The email claimed to come from outlook_943026362DE8005C@outlook[.]com. The originating IP was 64[.]124[.]105[.]98, which resolves to a mail server at a county government office in the southeastern United States. The PTR record confirms it: 64.124.105.98.IDIA-274172-ZYO.zip.zayo[.]com, a Zayo-hosted connection serving a municipal mail infrastructure.
This IP is not Microsoft's. It has no business sending mail on behalf of an outlook.com address. The authentication results at the first hop reflected that reality:
At this point, the message should have been rejected or quarantined. A county government mail server sending as outlook.com is an unambiguous authentication failure. The message's journey should have ended here.
It didn't.
The message's next stop was the recipient organization's Mimecast gateway at relay.mimecast[.]com (IP 170[.]10[.]152[.]241). This is the legitimate email security infrastructure that the recipient organization pays for and trusts.
When Mimecast processed the message, it performed its own authentication evaluation and recorded the results in ARC (Authenticated Received Chain) headers. The ARC-Authentication-Results from the Mimecast hop showed:
These results look clean. They also represent the Mimecast gateway's evaluation from its own vantage point, not the original authentication results from the first hop. The original triple failure at the county government server was now sitting underneath a layer of passing ARC results from a trusted security gateway.
This is the mechanism that makes ARC re-signing dangerous in the wrong configuration. ARC was designed to preserve authentication context across legitimate forwarding scenarios (mailing lists, internal relays, security gateways). The protocol assumes that each hop in the chain is trustworthy. When a security gateway ARC-re-signs a message that originally failed authentication, the downstream receiving server has to decide which set of results to trust: the original failures, or the gateway's passing assertion.
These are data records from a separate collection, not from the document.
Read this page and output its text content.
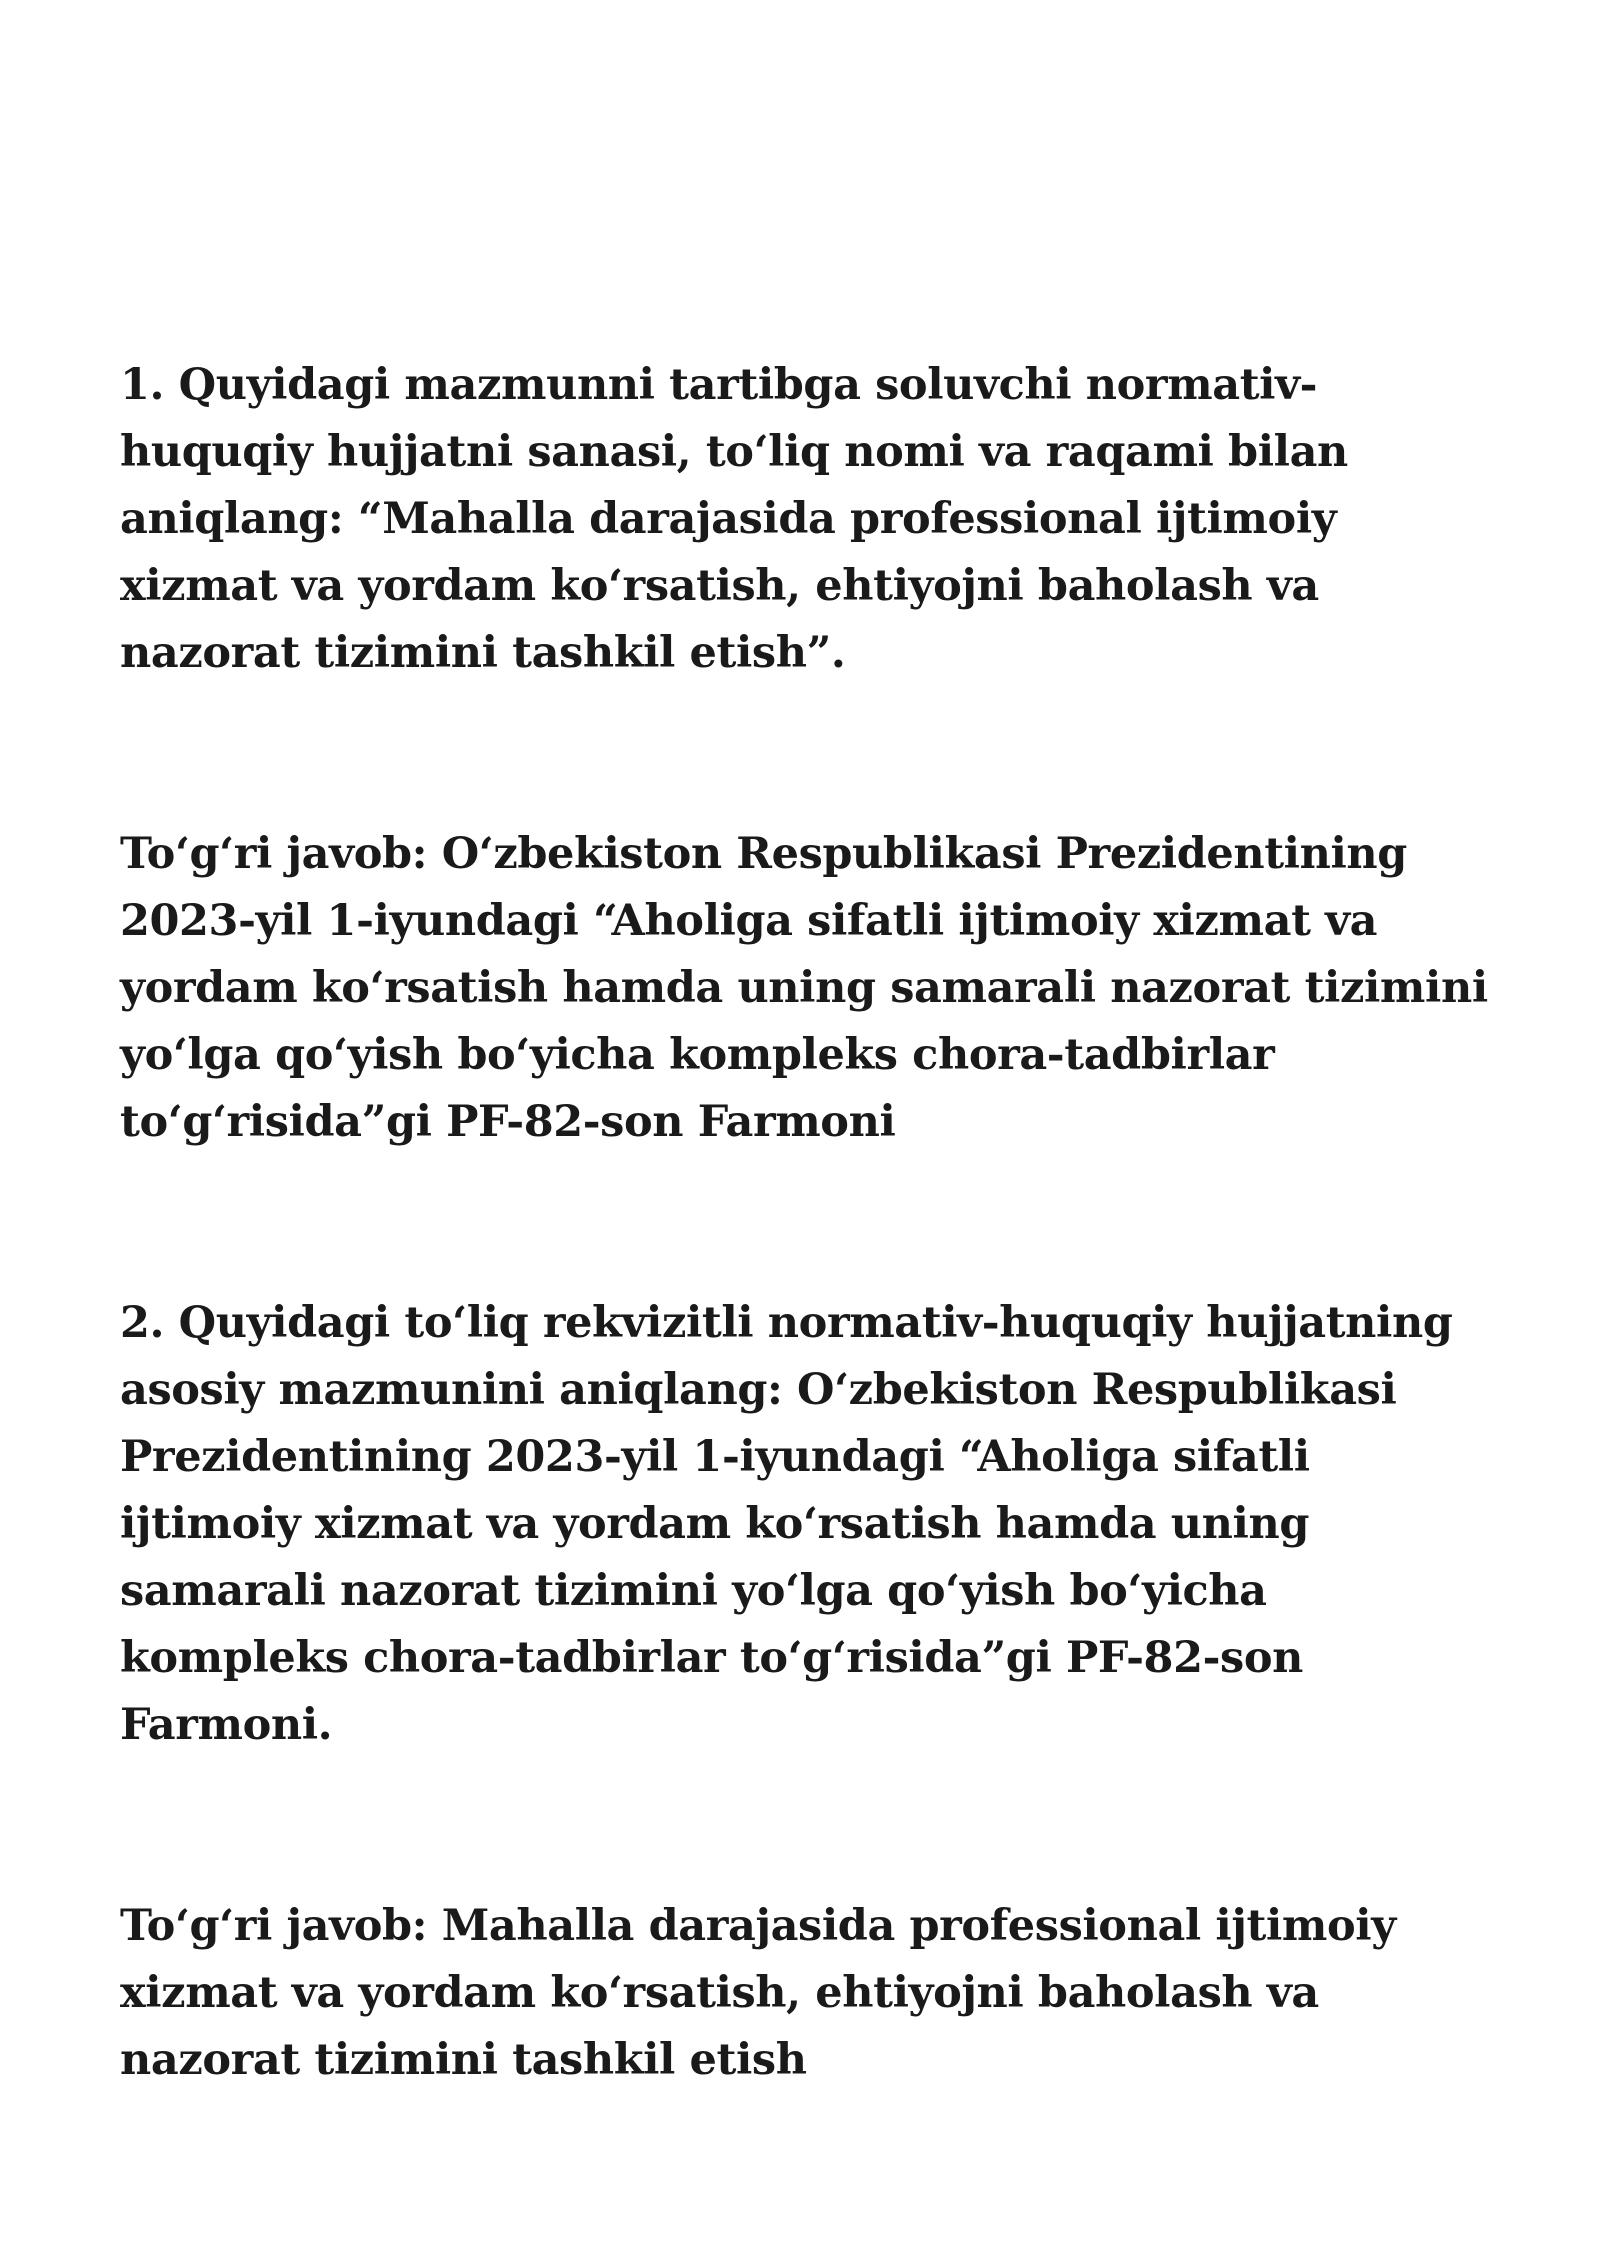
1. Quyidagi mazmunni tartibga soluvchi normativ-huquqiy hujjatni sanasi, to‘liq nomi va raqami bilan aniqlang: “Mahalla darajasida professional ijtimoiy xizmat va yordam ko‘rsatish, ehtiyojni baholash va nazorat tizimini tashkil etish”.

To‘g‘ri javob: O‘zbekiston Respublikasi Prezidentining 2023-yil 1-iyundagi “Aholiga sifatli ijtimoiy xizmat va yordam ko‘rsatish hamda uning samarali nazorat tizimini yo‘lga qo‘yish bo‘yicha kompleks chora-tadbirlar to‘g‘risida”gi PF-82-son Farmoni

2. Quyidagi to‘liq rekvizitli normativ-huquqiy hujjatning asosiy mazmunini aniqlang: O‘zbekiston Respublikasi Prezidentining 2023-yil 1-iyundagi “Aholiga sifatli ijtimoiy xizmat va yordam ko‘rsatish hamda uning samarali nazorat tizimini yo‘lga qo‘yish bo‘yicha kompleks chora-tadbirlar to‘g‘risida”gi PF-82-son Farmoni.

To‘g‘ri javob: Mahalla darajasida professional ijtimoiy xizmat va yordam ko‘rsatish, ehtiyojni baholash va nazorat tizimini tashkil etish
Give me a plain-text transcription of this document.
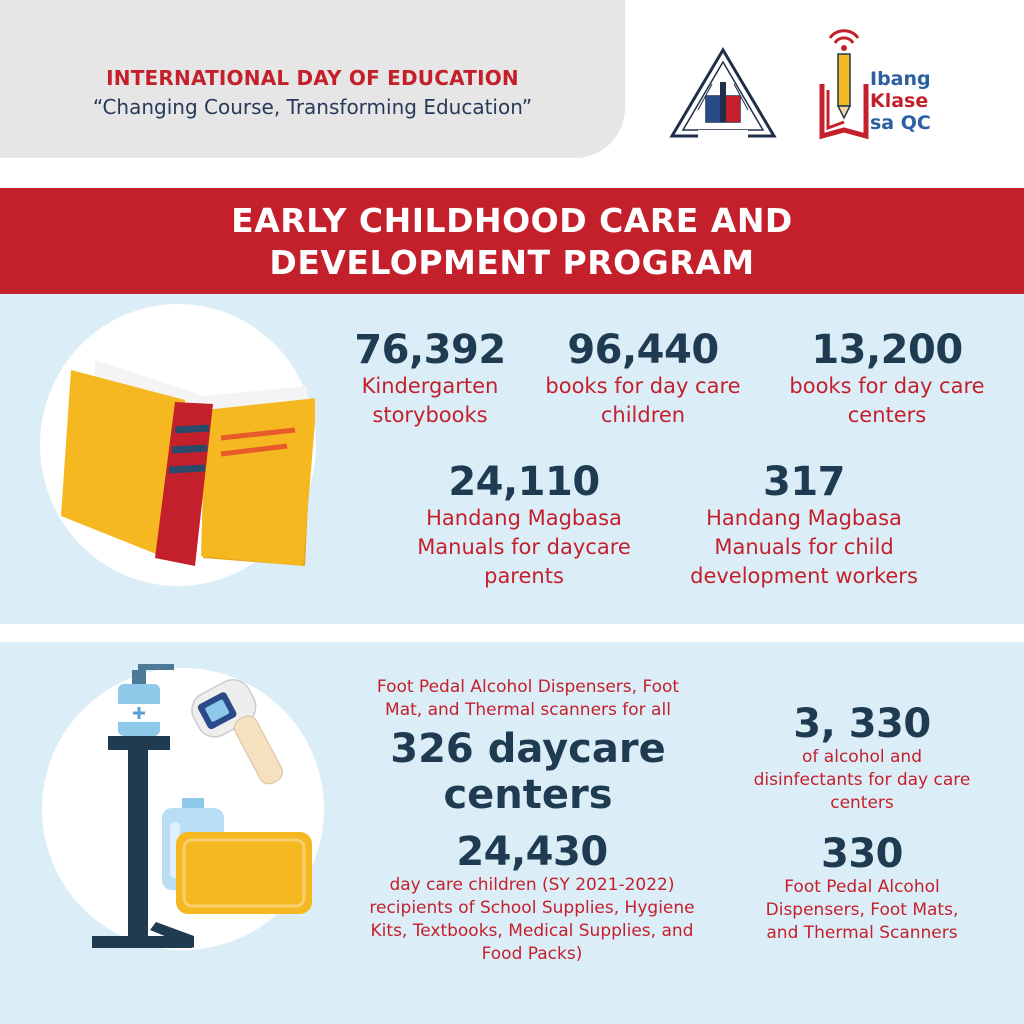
INTERNATIONAL DAY OF EDUCATION
“Changing Course, Transforming Education”
Ibang
Klase
sa QC
EARLY CHILDHOOD CARE AND
DEVELOPMENT PROGRAM
76,392
Kindergarten
storybooks
96,440
books for day care
children
13,200
books for day care
centers
24,110
Handang Magbasa
Manuals for daycare
parents
317
Handang Magbasa
Manuals for child
development workers
Foot Pedal Alcohol Dispensers, Foot
Mat, and Thermal scanners for all
326 daycare
centers
24,430
day care children (SY 2021-2022)
recipients of School Supplies, Hygiene
Kits, Textbooks, Medical Supplies, and
Food Packs)
3, 330
of alcohol and
disinfectants for day care
centers
330
Foot Pedal Alcohol
Dispensers, Foot Mats,
and Thermal Scanners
Most environments trust the gateway.
See Your Risk: Calculate how many threats your SEG is missing
The final delivery headers tell the rest of the story. The message arrived with SCL=-1 and IPV:CAL. That second tag means the sending IP matched a Connection Allow List entry in the recipient's M365 environment. The Mimecast relay IP was allow-listed, which is a standard configuration. Organizations route all inbound mail through their security gateway, then allow-list the gateway's outbound IPs so that relayed messages are not re-evaluated by M365's native filtering.
The configuration is rational. Without the allow-list, every message relayed through Mimecast would face double jeopardy from M365's own spam filters, creating false positives and delivery delays. The problem is what happens when the gateway relays a message that should have been stopped.
In this case, the allow-list gave SCL -1 to a message whose original authentication was a clean triple failure. The gateway's ARC re-signing had already overwritten the authentication picture. The allow-list then told M365 to skip its own content evaluation. Two independent trust mechanisms, each defensible on its own, combined to create a gap that delivered a phishing email with maximum inbox confidence.
The email body was built to look like a standard OneDrive or SharePoint file-sharing notification. The "Open" call-to-action button, the "3 audiences" document title, the Microsoft privacy footer with links to go.microsoft[.]com, aka[.]ms, and privacy.microsoft[.]com. All of the visual elements that employees see daily when colleagues share files through Microsoft's ecosystem.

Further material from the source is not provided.